Denkwürdiger Abschied

Dass Grote die Saison in Wildeshausen zu Ende gebracht hat, rechnen ihm seine Teamkollegen hoch an: „Das war ein feiner Zug von ihm. Er war bis zur letzten Sekunde hochmotiviert“, so Brouwer. Und das merkte man ihm auch an. In Grotes vorerst letztem Spiel für den SC drehte er einen Zwei-Punkte-Rückstand gegen den VfL Weiße Elf Nordhorn mit einem Drei-Punkte-Wurf in der letzten Sekunde zum 71:69. „Ein besserer Abschluss war nicht möglich.
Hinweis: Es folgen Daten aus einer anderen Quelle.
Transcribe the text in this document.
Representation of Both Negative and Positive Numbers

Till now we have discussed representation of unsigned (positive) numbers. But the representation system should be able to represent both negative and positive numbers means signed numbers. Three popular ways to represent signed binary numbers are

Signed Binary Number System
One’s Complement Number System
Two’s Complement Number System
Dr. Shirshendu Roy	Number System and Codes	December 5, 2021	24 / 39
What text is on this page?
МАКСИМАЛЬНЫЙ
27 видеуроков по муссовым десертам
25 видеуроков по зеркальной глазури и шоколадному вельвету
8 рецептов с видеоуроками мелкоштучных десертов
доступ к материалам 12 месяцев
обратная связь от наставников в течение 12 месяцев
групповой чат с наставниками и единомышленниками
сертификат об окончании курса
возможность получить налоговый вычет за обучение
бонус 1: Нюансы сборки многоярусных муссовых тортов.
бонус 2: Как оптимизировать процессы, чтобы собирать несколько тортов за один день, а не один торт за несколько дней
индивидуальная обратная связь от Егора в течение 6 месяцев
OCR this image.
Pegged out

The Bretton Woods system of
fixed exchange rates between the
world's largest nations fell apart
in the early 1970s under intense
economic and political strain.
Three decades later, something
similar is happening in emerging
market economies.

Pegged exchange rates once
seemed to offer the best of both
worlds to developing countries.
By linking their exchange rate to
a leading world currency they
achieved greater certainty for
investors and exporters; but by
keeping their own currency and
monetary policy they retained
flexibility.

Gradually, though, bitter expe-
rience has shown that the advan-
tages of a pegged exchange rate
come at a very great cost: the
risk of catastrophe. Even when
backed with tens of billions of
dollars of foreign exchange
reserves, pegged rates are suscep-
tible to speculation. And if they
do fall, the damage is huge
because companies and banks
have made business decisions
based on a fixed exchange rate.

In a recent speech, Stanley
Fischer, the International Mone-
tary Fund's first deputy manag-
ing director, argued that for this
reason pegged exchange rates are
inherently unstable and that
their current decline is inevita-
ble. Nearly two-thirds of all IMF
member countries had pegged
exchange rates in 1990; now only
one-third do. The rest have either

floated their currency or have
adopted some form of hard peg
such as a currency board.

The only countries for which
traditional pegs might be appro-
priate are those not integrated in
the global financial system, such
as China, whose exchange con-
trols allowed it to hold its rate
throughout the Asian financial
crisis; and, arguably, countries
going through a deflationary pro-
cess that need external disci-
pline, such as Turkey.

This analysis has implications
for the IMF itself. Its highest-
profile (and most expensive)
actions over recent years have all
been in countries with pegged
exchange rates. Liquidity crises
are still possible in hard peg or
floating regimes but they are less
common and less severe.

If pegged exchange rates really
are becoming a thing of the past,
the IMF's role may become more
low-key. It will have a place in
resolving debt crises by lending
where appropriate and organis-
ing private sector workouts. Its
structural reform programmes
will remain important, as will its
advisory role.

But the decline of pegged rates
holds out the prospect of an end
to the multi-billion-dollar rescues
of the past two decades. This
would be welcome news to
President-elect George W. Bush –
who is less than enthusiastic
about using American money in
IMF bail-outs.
Auch wenn ich früher höher gespielt habe: Das war einer der besten Momenten, seit ich Basketball spiele“, blickt Grote auf sein Abschiedsspiel und die anschließende Feier zurück.

Dem SC rechnet Grote in der kommenden Saison gute Chancen ein, einen gesicherten Mittelfeldplatz in der Bezirksliga Süd zu erreichen. „Die Jungs sind eine super Mannschaft, die gehen ihren Weg.“ Neben Grote wird Coach Brouwer auch auf Arne Tschöpe und Lars Löwensen verzichten müssen, die sportlich kürzer treten wollen. „Wir wollen uns im Tabellenmittelfeld einpendeln“, gibt Brouwer die Marschroute vor. Auch wenn bis Saisonbeginn Anfang Oktober noch massig Zeit wäre, um das Team zu verstärken, rechnet der Trainer nicht mit Neuzugängen.

Besonders ärgerlich sei, dass das Wildeshauser Junioren-Team wohl bereits nach der ersten Saison im Spielbetrieb wieder abgemeldet wird. Trainer Arne Tschöpe ist zu der einzigen Hallenzeit am Freitagabend verhindert. „Wir versuchen da noch etwas zu drehen, vielleicht eine Hallenzeit an einem anderen Tag in Harpstedt zu bekommen. Wenn wir das Projekt Junioren-Basketball beim SC aus so einem Grund wieder einstampfen müssten, wäre das sehr schade“, so Brouwer.

Türen stehen immer offen

Dass sich die Förderung von Jugendspielern durchaus lohnt, hat das Beispiel Alex Grote gezeigt. Angeführt vom Wildeshauser sicherte sich das Brouwer-Team in 2013 die Bezirksliga-Meisterschaft und stieg auf. „Falls Alex in Vechta keine Lust mehr hat, bei uns kann er gerne wieder vorbei kommen“, sagt sein ehemaliger Trainer augenzwinkernd.